1. Indications:

Gefikin (Gefitinib) 250 mg is indicated for the treatment of locally advanced or metastatic non-small cell lung cancer (NSCLC) in patients with activating mutations of the epidermal growth factor receptor (EGFR) gene.

2. Pharmacology:

Gefikin (Gefitinib) 250 mg exerts its pharmacological effects by selectively inhibiting the tyrosine kinase activity of the epidermal growth factor receptor (EGFR). By blocking EGFR signaling, Gefikin inhibits cell proliferation, promotes apoptosis (programmed cell death), and reduces the growth and spread of cancer cells, particularly those with EGFR-activating mutations.

3. Dosage and Administration:

The recommended dosage of Gefikin (Gefitinib) 250 mg is one tablet taken orally once daily, with or without food.

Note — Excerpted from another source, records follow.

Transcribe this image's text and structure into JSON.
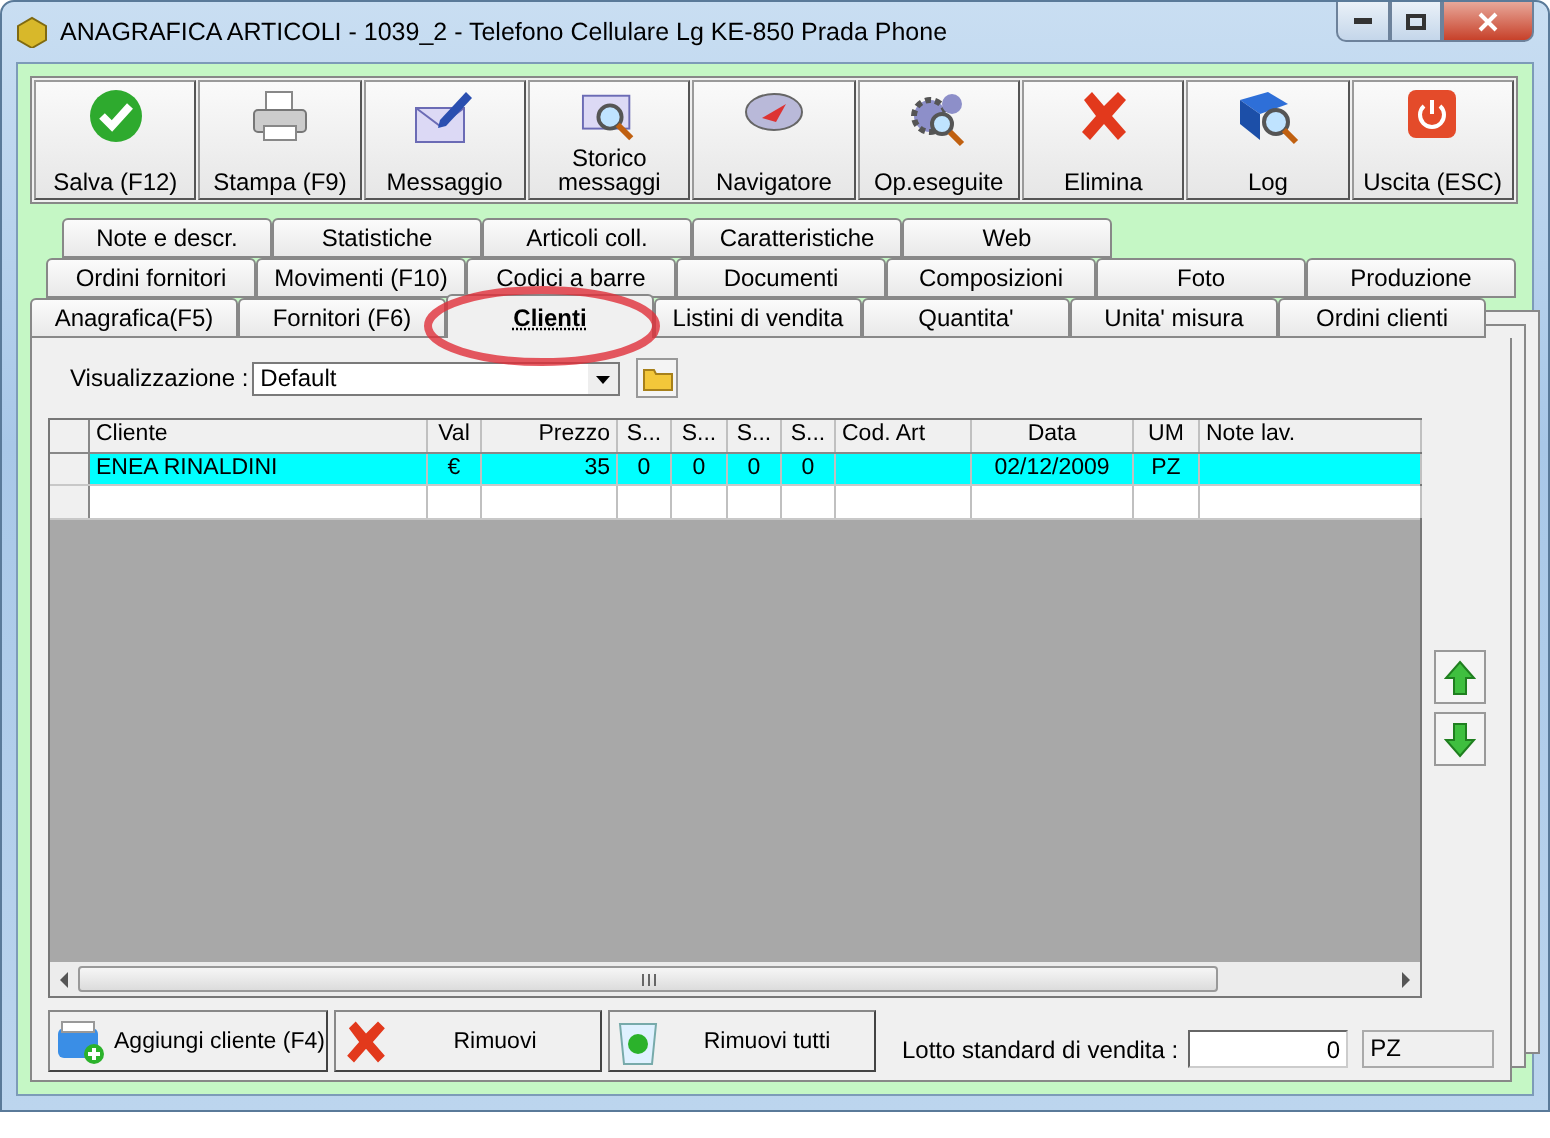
{
  "window": {
    "title": "ANAGRAFICA ARTICOLI - 1039_2 - Telefono Cellulare Lg KE-850 Prada Phone"
  },
  "toolbar": [
    {
      "label": "Salva (F12)"
    },
    {
      "label": "Stampa (F9)"
    },
    {
      "label": "Messaggio"
    },
    {
      "label": "Storico messaggi"
    },
    {
      "label": "Navigatore"
    },
    {
      "label": "Op.eseguite"
    },
    {
      "label": "Elimina"
    },
    {
      "label": "Log"
    },
    {
      "label": "Uscita (ESC)"
    }
  ],
  "tab_rows": [
    [
      {
        "label": "Note e descr.",
        "selected": false
      },
      {
        "label": "Statistiche",
        "selected": false
      },
      {
        "label": "Articoli coll.",
        "selected": false
      },
      {
        "label": "Caratteristiche",
        "selected": false
      },
      {
        "label": "Web",
        "selected": false
      }
    ],
    [
      {
        "label": "Ordini fornitori",
        "selected": false
      },
      {
        "label": "Movimenti (F10)",
        "selected": false
      },
      {
        "label": "Codici a barre",
        "selected": false
      },
      {
        "label": "Documenti",
        "selected": false
      },
      {
        "label": "Composizioni",
        "selected": false
      },
      {
        "label": "Foto",
        "selected": false
      },
      {
        "label": "Produzione",
        "selected": false
      }
    ],
    [
      {
        "label": "Anagrafica(F5)",
        "selected": false
      },
      {
        "label": "Fornitori (F6)",
        "selected": false
      },
      {
        "label": "Clienti",
        "selected": true
      },
      {
        "label": "Listini di vendita",
        "selected": false
      },
      {
        "label": "Quantita'",
        "selected": false
      },
      {
        "label": "Unita' misura",
        "selected": false
      },
      {
        "label": "Ordini clienti",
        "selected": false
      }
    ]
  ],
  "view": {
    "label": "Visualizzazione :",
    "value": "Default"
  },
  "table": {
    "columns": [
      {
        "label": "Cliente"
      },
      {
        "label": "Val"
      },
      {
        "label": "Prezzo"
      },
      {
        "label": "S..."
      },
      {
        "label": "S..."
      },
      {
        "label": "S..."
      },
      {
        "label": "S..."
      },
      {
        "label": "Cod. Art"
      },
      {
        "label": "Data"
      },
      {
        "label": "UM"
      },
      {
        "label": "Note lav."
      }
    ],
    "rows": [
      {
        "selected": true,
        "cells": [
          "ENEA RINALDINI",
          "€",
          "35",
          "0",
          "0",
          "0",
          "0",
          "",
          "02/12/2009",
          "PZ",
          ""
        ]
      }
    ]
  },
  "actions": [
    {
      "label": "Aggiungi cliente (F4)"
    },
    {
      "label": "Rimuovi"
    },
    {
      "label": "Rimuovi tutti"
    }
  ],
  "lotto": {
    "label": "Lotto standard di vendita :",
    "value": "0",
    "unit": "PZ"
  }
}
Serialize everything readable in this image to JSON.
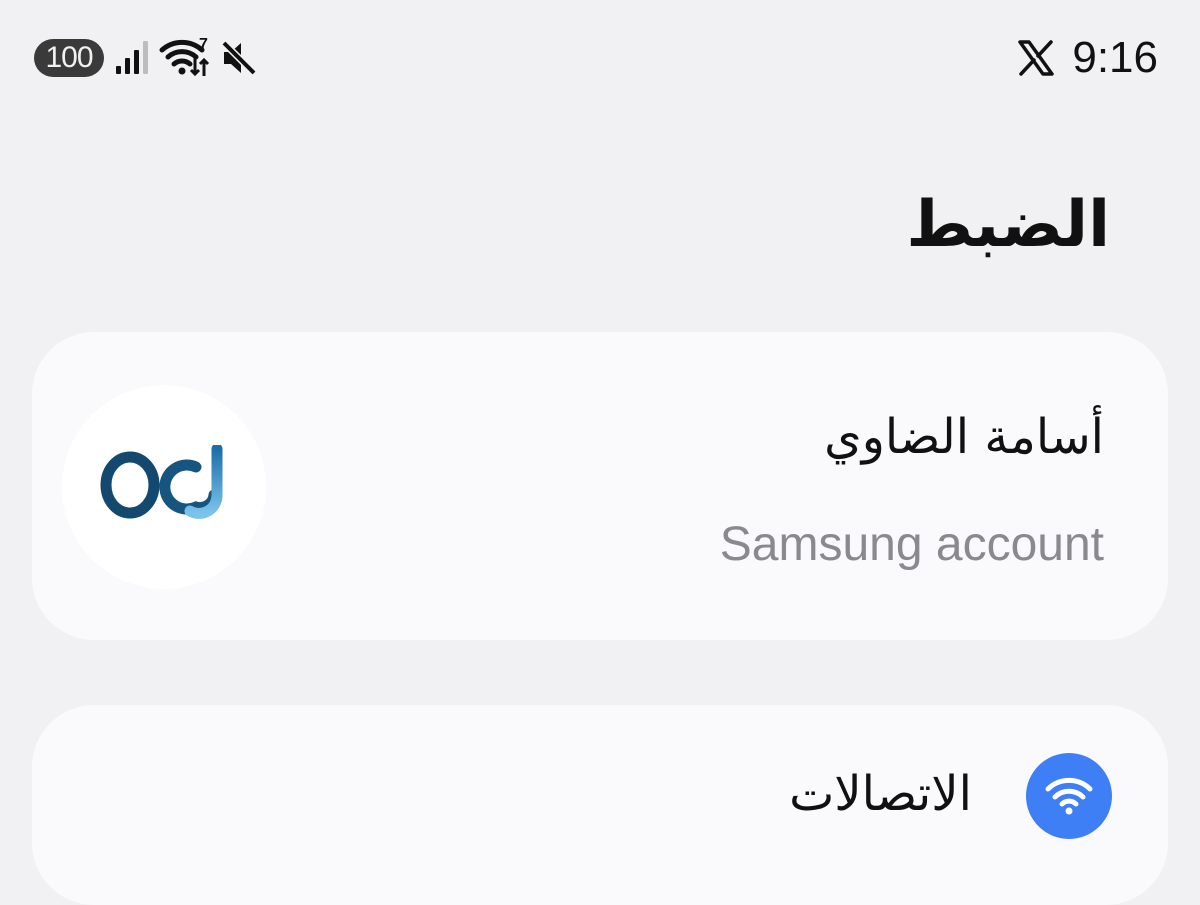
{
  "status_bar": {
    "battery_level": "100",
    "wifi_speed_indicator": "7",
    "time": "9:16",
    "icons": [
      "signal-strength-icon",
      "wifi-icon",
      "mute-icon",
      "x-app-icon"
    ]
  },
  "page": {
    "title": "الضبط"
  },
  "account": {
    "name": "أسامة الضاوي",
    "subtitle": "Samsung account",
    "avatar_icon": "od-logo-icon"
  },
  "settings": {
    "items": [
      {
        "label": "الاتصالات",
        "icon": "wifi-icon",
        "icon_color": "#3f7ff5"
      }
    ]
  },
  "colors": {
    "background": "#f1f1f3",
    "card": "#fafafc",
    "accent": "#3f7ff5",
    "secondary_text": "#8a8a8e"
  }
}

Treatment should continue until disease progression, unacceptable toxicity, or other treatment discontinuation criteria are met. Dose adjustments or discontinuation may be necessary based on individual patient response and tolerability.

4. Interaction:

Gefikin (Gefitinib) 250 mg may interact with other medications, including:

• Strong CYP3A4 inhibitors or inducers: Co-administration with drugs that affect CYP3A4 metabolism may alter the plasma concentration of Gefikin.
• Acid-reducing agents: Concurrent use of proton pump inhibitors (PPIs) or H2-receptor antagonists may decrease the absorption of Gefikin, potentially reducing its efficacy.

Patients should inform their healthcare provider about all medications they are taking, including prescription, over-the-counter, and herbal products, to avoid potential interactions.

5. Side Effects:

Common side effects associated with Gefikin (Gefitinib) 250 mg may include:

• Diarrhea
• Rash
• Fatigue
• Nausea
• Decreased appetite
• Liver function abnormalities

Patients should report any persistent or severe side effects to their healthcare provider for further evaluation and management.

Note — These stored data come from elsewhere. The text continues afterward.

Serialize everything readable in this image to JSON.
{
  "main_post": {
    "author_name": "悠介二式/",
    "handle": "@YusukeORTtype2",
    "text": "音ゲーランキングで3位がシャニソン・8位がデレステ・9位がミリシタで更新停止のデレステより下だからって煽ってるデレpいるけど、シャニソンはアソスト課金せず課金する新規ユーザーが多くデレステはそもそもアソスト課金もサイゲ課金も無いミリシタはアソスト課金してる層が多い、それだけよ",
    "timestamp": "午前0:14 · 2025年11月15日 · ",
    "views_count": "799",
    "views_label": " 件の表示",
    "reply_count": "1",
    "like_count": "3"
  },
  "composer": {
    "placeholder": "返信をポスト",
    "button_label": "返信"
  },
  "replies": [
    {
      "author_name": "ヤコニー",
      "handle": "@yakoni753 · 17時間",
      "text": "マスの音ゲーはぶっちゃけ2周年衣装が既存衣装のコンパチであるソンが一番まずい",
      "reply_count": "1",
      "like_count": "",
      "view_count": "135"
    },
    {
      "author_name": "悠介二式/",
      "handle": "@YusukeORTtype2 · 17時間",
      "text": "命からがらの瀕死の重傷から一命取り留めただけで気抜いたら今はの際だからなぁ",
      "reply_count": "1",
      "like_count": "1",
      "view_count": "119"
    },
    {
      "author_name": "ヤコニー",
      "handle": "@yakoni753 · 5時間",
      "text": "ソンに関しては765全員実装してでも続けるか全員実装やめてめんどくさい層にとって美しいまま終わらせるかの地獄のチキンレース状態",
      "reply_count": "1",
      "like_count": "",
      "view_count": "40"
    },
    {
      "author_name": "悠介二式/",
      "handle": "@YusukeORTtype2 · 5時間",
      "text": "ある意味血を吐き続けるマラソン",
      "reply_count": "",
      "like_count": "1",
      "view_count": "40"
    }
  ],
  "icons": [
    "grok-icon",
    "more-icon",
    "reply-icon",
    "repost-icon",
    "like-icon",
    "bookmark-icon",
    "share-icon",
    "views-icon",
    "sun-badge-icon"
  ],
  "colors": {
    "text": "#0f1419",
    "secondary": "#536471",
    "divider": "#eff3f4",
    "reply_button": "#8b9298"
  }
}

6. Precautions and Warnings:

Before using Gefikin (Gefitinib) 250 mg, patients should be aware of the following precautions:

• Gefikin may cause interstitial lung disease (ILD) or pneumonitis, which can be fatal. Patients should be monitored for respiratory symptoms and undergo regular imaging studies during treatment.
• Hepatotoxicity, including liver function abnormalities, has been reported with Gefikin. Liver function tests should be performed before starting treatment and periodically thereafter.
• Gefikin may prolong the QT interval, increasing the risk of arrhythmias. Electrocardiograms (ECGs) should be monitored regularly, especially in patients with pre-existing cardiac conditions.

7. Overdose Effects:

In case of overdose with Gefikin (Gefitinib) 250 mg, supportive care should be initiated, and symptomatic treatment may be administered as necessary. There is no specific antidote for Gefikin overdose, and patients should seek immediate medical attention if overdose is suspected.